San Francisco—Lévy Gorvy is pleased to announce its return to FOG Design+Art with a booth dedicated to multidisciplinary artist Terry Adkins (1953-2014), whose practice encompasses sculpture, music, performance, and video. Embodying the spirit of improvisatory freedom found in jazz, his artwork resonates with a powerful presence and thematic associations inspired by his deep engagement with history. As he explained: 'My quest has been to find a way to make music as physical as sculpture might be and sculpture as ethereal as music is.' Our presentation at FOG will span three decades of Adkins's uniquely multifaceted career, inviting renewed consideration of his revolutionary oeuvre.
Among the works at our booth, Mvet Majestic II (1989) and Pine (2003) will be included later this year in Terry Adkins: Resounding at the Pulitzer Arts Foundation in Saint Louis. At FOG, Lévy Gorvy will highlight the ingenuity and depth of meaning in his art, which the gallery first exhibited in 2018 with Terry Adkins: The Smooth, the Cut, and the Assembled, curated by artist Charles Gaines. One of the exhibition's centrepieces, Native Son (Circus) (2006)–a sculpture inspired by an incident in Charlie Parker's early career–is now in the collection of the Art Bridges Foundation, Bentonville, Arkansas. Behearer II (2013), an assemblage that bridges sculpture and music, recently entered the collection of San Francisco's de Young Museum.
Adkins frequently employed a wide array of readymade materials, including components of musical instruments and artefacts of recorded music. He forged intuitive links with these media through a process of recognition, gestation, and transformation that he called 'potential disclosure.' Complementing his artistic production, Adkins founded the Lone Wolf Recital Corps: a regularly rotating ensemble of artists, musicians, and friends, who collaborated on musical performances and art installations that the artist referred to as 'recitals.'
Adkins conducted substantial historical and biographical research to inform his creation of focused works of art in response to sites and individuals. He was often inspired by figures related to the African diaspora, ranging from abolitionist John Brown and composer Ludwig van Beethoven to blues singer Bessie Smith, botanist and inventor George Washington Carver, and Arctic explorer Matthew Henson. As homages, the resulting works symbolically reclaim the past, investing received narratives with new complexity. Heralding the legacies of his subjects, Adkins's art continues to compel thought and imagination with experiential and conceptual richness.
About the Artist
Adkins will be featured in major exhibitions at three venues this spring. On view from February 20 through May 31, 2020, Terry Adkins: Our Sons and Daughters Ever on the Altar will be co-organised in Nashville by the Frist Art Museum and the Carl Van Vechten Art Gallery at Fisk University, the artist's alma mater. Terry Adkins: Resounding will be held at the Pulitzer Arts Foundation in Saint Louis from March 13 through August 2, 2020.

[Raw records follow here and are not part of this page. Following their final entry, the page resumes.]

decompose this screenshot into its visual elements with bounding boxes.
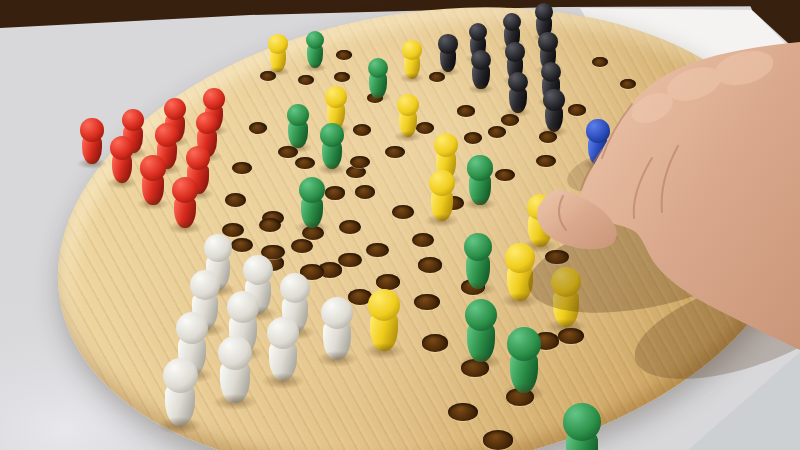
peg-head xyxy=(402,40,421,59)
peg-head xyxy=(368,58,388,78)
peg-head xyxy=(434,133,458,157)
board-hole[interactable] xyxy=(568,104,585,115)
peg-white[interactable] xyxy=(218,336,252,406)
board-hole[interactable] xyxy=(422,334,449,351)
peg-yellow[interactable] xyxy=(402,40,421,80)
peg-green[interactable] xyxy=(467,155,492,206)
peg-yellow[interactable] xyxy=(397,94,419,139)
board-hole[interactable] xyxy=(334,72,350,82)
board-hole[interactable] xyxy=(464,132,483,144)
peg-head xyxy=(471,50,491,70)
peg-head xyxy=(368,289,400,321)
peg-head xyxy=(429,170,455,196)
peg-red[interactable] xyxy=(80,118,103,166)
peg-head xyxy=(172,177,198,203)
peg-red[interactable] xyxy=(172,177,198,231)
peg-head xyxy=(535,3,553,21)
peg-blue[interactable] xyxy=(586,119,609,167)
peg-blue[interactable] xyxy=(587,187,614,242)
board-hole[interactable] xyxy=(392,205,413,219)
peg-head xyxy=(164,98,186,120)
board-hole[interactable] xyxy=(350,156,369,168)
peg-head xyxy=(438,34,457,53)
board-hole[interactable] xyxy=(592,57,607,67)
peg-head xyxy=(505,243,534,272)
peg-red[interactable] xyxy=(140,155,165,206)
board-hole[interactable] xyxy=(295,157,315,169)
peg-white[interactable] xyxy=(267,317,300,385)
peg-head xyxy=(467,155,492,180)
peg-head xyxy=(505,42,524,61)
peg-head xyxy=(503,13,521,31)
peg-head xyxy=(321,297,353,329)
peg-green[interactable] xyxy=(287,104,310,150)
board-hole[interactable] xyxy=(536,155,555,167)
board-hole[interactable] xyxy=(414,294,439,310)
board-hole[interactable] xyxy=(325,186,346,199)
board-hole[interactable] xyxy=(232,162,252,175)
board-hole[interactable] xyxy=(376,274,400,290)
peg-head xyxy=(507,327,541,361)
peg-green[interactable] xyxy=(299,177,325,231)
board-hole[interactable] xyxy=(483,430,514,450)
peg-head xyxy=(320,123,343,146)
peg-black[interactable] xyxy=(543,89,565,134)
peg-head xyxy=(465,299,497,331)
peg-head xyxy=(563,403,600,440)
peg-head xyxy=(543,89,565,111)
peg-green[interactable] xyxy=(563,403,600,450)
peg-head xyxy=(163,358,198,393)
peg-black[interactable] xyxy=(471,50,491,91)
peg-head xyxy=(203,88,225,110)
board-hole[interactable] xyxy=(338,253,361,268)
peg-green[interactable] xyxy=(465,299,497,365)
peg-white[interactable] xyxy=(321,297,353,363)
peg-head xyxy=(155,123,178,146)
peg-green[interactable] xyxy=(464,233,493,292)
peg-white[interactable] xyxy=(163,358,198,430)
peg-yellow[interactable] xyxy=(527,194,554,249)
peg-green[interactable] xyxy=(306,31,325,70)
board-hole[interactable] xyxy=(353,124,371,136)
board-hole[interactable] xyxy=(355,185,376,198)
peg-head xyxy=(243,255,273,285)
peg-head xyxy=(299,177,325,203)
peg-head xyxy=(538,32,557,51)
board-hole[interactable] xyxy=(488,126,506,138)
peg-red[interactable] xyxy=(110,136,134,185)
peg-head xyxy=(227,291,259,323)
photo-scene: chinese-checkers xyxy=(0,0,800,450)
peg-green[interactable] xyxy=(320,123,343,171)
peg-head xyxy=(397,94,419,116)
board-hole[interactable] xyxy=(336,50,351,60)
peg-head xyxy=(140,155,165,180)
board-hole[interactable] xyxy=(225,193,246,206)
peg-black[interactable] xyxy=(438,34,457,73)
peg-black[interactable] xyxy=(508,72,529,115)
board-hole[interactable] xyxy=(339,220,361,234)
peg-head xyxy=(110,136,134,160)
peg-yellow[interactable] xyxy=(268,34,287,73)
peg-yellow[interactable] xyxy=(368,289,400,354)
peg-head xyxy=(218,336,252,370)
peg-head xyxy=(268,34,287,53)
board-hole[interactable] xyxy=(385,146,404,158)
board-hole[interactable] xyxy=(457,105,474,116)
board-hole[interactable] xyxy=(418,257,442,272)
peg-head xyxy=(80,118,103,141)
board-hole[interactable] xyxy=(366,243,389,258)
peg-head xyxy=(586,119,609,142)
peg-yellow[interactable] xyxy=(429,170,455,223)
board-hole[interactable] xyxy=(259,218,281,232)
board-hole[interactable] xyxy=(249,122,267,134)
peg-head xyxy=(325,86,347,108)
peg-green[interactable] xyxy=(368,58,388,100)
peg-green[interactable] xyxy=(507,327,541,396)
peg-yellow[interactable] xyxy=(505,243,534,303)
peg-yellow[interactable] xyxy=(551,267,582,330)
board-hole[interactable] xyxy=(448,403,477,422)
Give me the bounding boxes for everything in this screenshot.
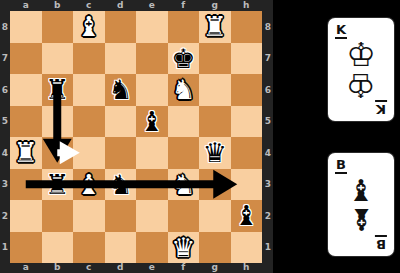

In 2012, the Frances Young Tang Teaching Museum and Art Gallery at Skidmore College, Saratoga Springs, New York, organised Terry Adkins: Recital, an exhibition that spanned three decades of his career. In 2017, the Museum of Modern Art, New York, mounted Projects 107: Lone Wolf Recital Corps, which featured a series of performances that reunited the collective for the first time since the artist's passing. In 2018, the Institute of Contemporary Art, Miami organised Terry Adkins: Infinity Is Always Less Than One, and Lévy Gorvy presented Terry Adkins: The Smooth, The Cut, and The Assembled, an exhibition curated by his friend and frequent collaborator Charles Gaines.
Work by Adkins can be found in the collections of major public institutions, including Museum of Modern Art, New York; Metropolitan Museum of Art, New York; Whitney Museum of American Art, New York; Tate Modern, London; Hirshhorn Museum and Sculpture Garden, Smithsonian Institution, Washington, DC; Museum of Contemporary Art Chicago; de Young, Fine Arts Museums of San Francisco; Studio Museum in Harlem, New York; Art Bridges Foundation, Bentonville, Arkansas; Pérez Art Museum Miami; and Pennsylvania Academy of the Fine Arts, Philadelphia.